Und den Schutz seiner Außengrenzen - einstmals der Kern der „Wertegemeinschaft“ Europa - hat die EU kurzerhand outgesourct an die rüpelnde Erdogan-Türkei. Anders gesagt: Die AfD hat auf ganzer Linie gesiegt. Europa hat wegen Rechtsruck geschlossen. Merkel-Deutschland winkt nicht mehr durch, sondern ab: Willkommen im griechischer Lagerhaft, jetzt gibt’s ein herzliches Schnellverfahren - und dann geht’s ab zurück nach Asien!
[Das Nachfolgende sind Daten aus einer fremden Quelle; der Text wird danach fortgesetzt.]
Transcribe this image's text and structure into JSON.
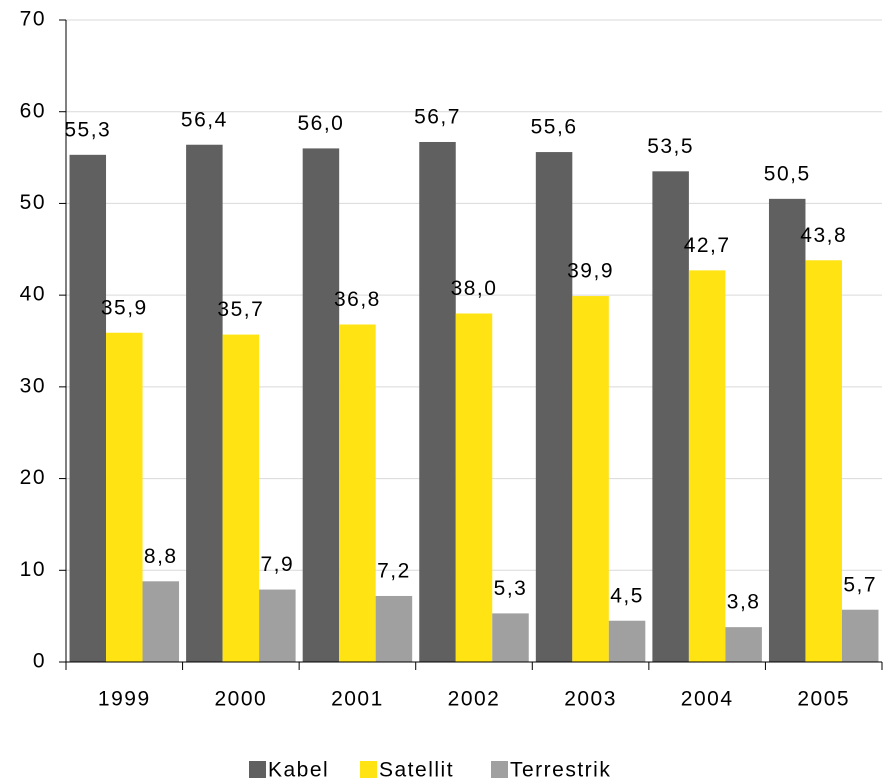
{
  "chart_data": {
    "type": "bar",
    "categories": [
      "1999",
      "2000",
      "2001",
      "2002",
      "2003",
      "2004",
      "2005"
    ],
    "series": [
      {
        "name": "Kabel",
        "color": "#606060",
        "values": [
          55.3,
          56.4,
          56.0,
          56.7,
          55.6,
          53.5,
          50.5
        ],
        "value_labels": [
          "55,3",
          "56,4",
          "56,0",
          "56,7",
          "55,6",
          "53,5",
          "50,5"
        ]
      },
      {
        "name": "Satellit",
        "color": "#ffe312",
        "values": [
          35.9,
          35.7,
          36.8,
          38.0,
          39.9,
          42.7,
          43.8
        ],
        "value_labels": [
          "35,9",
          "35,7",
          "36,8",
          "38,0",
          "39,9",
          "42,7",
          "43,8"
        ]
      },
      {
        "name": "Terrestrik",
        "color": "#a0a0a0",
        "values": [
          8.8,
          7.9,
          7.2,
          5.3,
          4.5,
          3.8,
          5.7
        ],
        "value_labels": [
          "8,8",
          "7,9",
          "7,2",
          "5,3",
          "4,5",
          "3,8",
          "5,7"
        ]
      }
    ],
    "ylim": [
      0,
      70
    ],
    "yticks": [
      0,
      10,
      20,
      30,
      40,
      50,
      60,
      70
    ],
    "grid": true,
    "legend": "bottom"
  }
}
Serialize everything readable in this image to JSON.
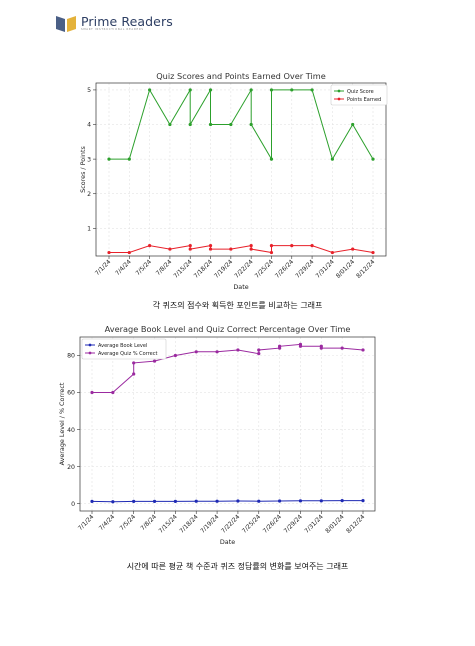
{
  "header": {
    "brand": "Prime Readers",
    "tagline": "SMART INSTRUCTIONAL READERS"
  },
  "charts": [
    {
      "caption": "각 퀴즈의 점수와 획득한 포인트를 비교하는 그래프",
      "chart_data": {
        "type": "line",
        "title": "Quiz Scores and Points Earned Over Time",
        "xlabel": "Date",
        "ylabel": "Scores / Points",
        "x_ticks": [
          "7/1/24",
          "7/4/24",
          "7/5/24",
          "7/8/24",
          "7/15/24",
          "7/18/24",
          "7/19/24",
          "7/22/24",
          "7/25/24",
          "7/26/24",
          "7/29/24",
          "7/31/24",
          "8/01/24",
          "8/12/24"
        ],
        "ylim": [
          0.2,
          5.2
        ],
        "y_ticks": [
          1,
          2,
          3,
          4,
          5
        ],
        "grid": true,
        "legend": "top-right",
        "series": [
          {
            "name": "Quiz Score",
            "color": "#2ca02c",
            "points": [
              [
                0,
                3
              ],
              [
                1,
                3
              ],
              [
                2,
                5
              ],
              [
                3,
                4
              ],
              [
                4,
                5
              ],
              [
                4,
                4
              ],
              [
                5,
                5
              ],
              [
                5,
                4
              ],
              [
                6,
                4
              ],
              [
                7,
                5
              ],
              [
                7,
                4
              ],
              [
                8,
                3
              ],
              [
                8,
                5
              ],
              [
                9,
                5
              ],
              [
                10,
                5
              ],
              [
                11,
                3
              ],
              [
                12,
                4
              ],
              [
                13,
                3
              ]
            ]
          },
          {
            "name": "Points Earned",
            "color": "#e8212a",
            "points": [
              [
                0,
                0.3
              ],
              [
                1,
                0.3
              ],
              [
                2,
                0.5
              ],
              [
                3,
                0.4
              ],
              [
                4,
                0.5
              ],
              [
                4,
                0.4
              ],
              [
                5,
                0.5
              ],
              [
                5,
                0.4
              ],
              [
                6,
                0.4
              ],
              [
                7,
                0.5
              ],
              [
                7,
                0.4
              ],
              [
                8,
                0.3
              ],
              [
                8,
                0.5
              ],
              [
                9,
                0.5
              ],
              [
                10,
                0.5
              ],
              [
                11,
                0.3
              ],
              [
                12,
                0.4
              ],
              [
                13,
                0.3
              ]
            ]
          }
        ]
      }
    },
    {
      "caption": "시간에 따른 평균 책 수준과 퀴즈 정답률의 변화를 보여주는 그래프",
      "chart_data": {
        "type": "line",
        "title": "Average Book Level and Quiz Correct Percentage Over Time",
        "xlabel": "Date",
        "ylabel": "Average Level / % Correct",
        "x_ticks": [
          "7/1/24",
          "7/4/24",
          "7/5/24",
          "7/8/24",
          "7/15/24",
          "7/18/24",
          "7/19/24",
          "7/22/24",
          "7/25/24",
          "7/26/24",
          "7/29/24",
          "7/31/24",
          "8/01/24",
          "8/12/24"
        ],
        "ylim": [
          -4,
          90
        ],
        "y_ticks": [
          0,
          20,
          40,
          60,
          80
        ],
        "grid": true,
        "legend": "top-left",
        "series": [
          {
            "name": "Average Book Level",
            "color": "#1f2ab4",
            "points": [
              [
                0,
                1.2
              ],
              [
                1,
                1.0
              ],
              [
                2,
                1.2
              ],
              [
                3,
                1.2
              ],
              [
                4,
                1.2
              ],
              [
                5,
                1.3
              ],
              [
                6,
                1.3
              ],
              [
                7,
                1.4
              ],
              [
                8,
                1.3
              ],
              [
                9,
                1.4
              ],
              [
                10,
                1.5
              ],
              [
                11,
                1.5
              ],
              [
                12,
                1.6
              ],
              [
                13,
                1.6
              ]
            ]
          },
          {
            "name": "Average Quiz % Correct",
            "color": "#9b2aa0",
            "points": [
              [
                0,
                60
              ],
              [
                1,
                60
              ],
              [
                2,
                70
              ],
              [
                2,
                76
              ],
              [
                3,
                77
              ],
              [
                4,
                80
              ],
              [
                5,
                82
              ],
              [
                6,
                82
              ],
              [
                7,
                83
              ],
              [
                8,
                81
              ],
              [
                8,
                83
              ],
              [
                9,
                84
              ],
              [
                9,
                85
              ],
              [
                10,
                86
              ],
              [
                10,
                85
              ],
              [
                11,
                85
              ],
              [
                11,
                84
              ],
              [
                12,
                84
              ],
              [
                13,
                83
              ]
            ]
          }
        ]
      }
    }
  ]
}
Status und Schutz von Flüchtlingen in Deutschland
Immer mehr Flüchtlinge kommen nach Deutschland. Viele von ihnen dürfen nach Angaben der Menschenrechtsorganisation Pro Asyl aus unterschiedlichen rechtlichen Gründen bleiben. Dabei reicht die Spannbreite vom Asylstatus bis zu einer befristen Duldung mit drohender Abschiebung.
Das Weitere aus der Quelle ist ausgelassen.